Taking into account that CHP and district heating and cooling in some Member States are obliged to apply prices included in regulated tariffs, it seems natural that national regulators, when approving the said tariffs, should take into consideration the costs of the acquisition of CO2 credits. The detailed extent of the inclusion of these costs into the tariff is yet contentious and, as regards the particulars of the evaluation of that cost, there are many details to be explored.


The regulatory uncertainty in that regard may negatively influence on any investment plans.


To put it briefly - in that regard the diversity isn’t desirable.


It is a common practice that, in the course of restructuring, the groups of undertakings are closing non-effective installations and transfer the production to the most effective ones. Such an objective lies often at the origin of mergers and acquisitions in the capital market.
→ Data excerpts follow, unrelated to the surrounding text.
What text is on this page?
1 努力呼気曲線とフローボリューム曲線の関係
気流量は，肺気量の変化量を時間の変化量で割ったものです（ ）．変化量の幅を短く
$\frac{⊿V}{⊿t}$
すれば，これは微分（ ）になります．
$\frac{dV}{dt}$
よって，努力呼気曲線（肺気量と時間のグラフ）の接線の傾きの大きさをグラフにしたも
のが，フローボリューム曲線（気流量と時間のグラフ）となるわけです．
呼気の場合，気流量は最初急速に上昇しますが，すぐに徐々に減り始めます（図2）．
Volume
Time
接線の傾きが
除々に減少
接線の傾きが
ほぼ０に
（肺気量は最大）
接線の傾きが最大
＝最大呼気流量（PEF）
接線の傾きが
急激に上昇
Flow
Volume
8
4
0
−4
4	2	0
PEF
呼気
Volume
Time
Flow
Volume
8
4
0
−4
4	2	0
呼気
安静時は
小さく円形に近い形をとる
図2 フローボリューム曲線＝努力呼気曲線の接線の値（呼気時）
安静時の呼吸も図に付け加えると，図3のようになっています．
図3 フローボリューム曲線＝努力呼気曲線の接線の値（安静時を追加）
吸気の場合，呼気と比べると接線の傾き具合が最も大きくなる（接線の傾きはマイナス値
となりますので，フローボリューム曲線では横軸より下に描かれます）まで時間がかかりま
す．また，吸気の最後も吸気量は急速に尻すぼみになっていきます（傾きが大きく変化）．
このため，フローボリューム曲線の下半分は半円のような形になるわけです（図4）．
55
Taking into account the legal scheme of the EU ETS there are arguments that the abovementioned practice should be reflected in rules relating to installations that entirely or partially ceased to operate or significantly reduced their capacity, on the one hand, and the new entrant reserve on the other. But the aforementioned mutual legal dependencies unfortunately are not included in the text of the Directive 2003/87/EC.

The problem appeared already in the case law. The issue is now – but only as regards the third trading period - in the hands of the European Commission which is obliged by the Directive to adopt by 31 December 2010 legal measures provided for in the Articles 10a(7) and 10a(20) of the Directive.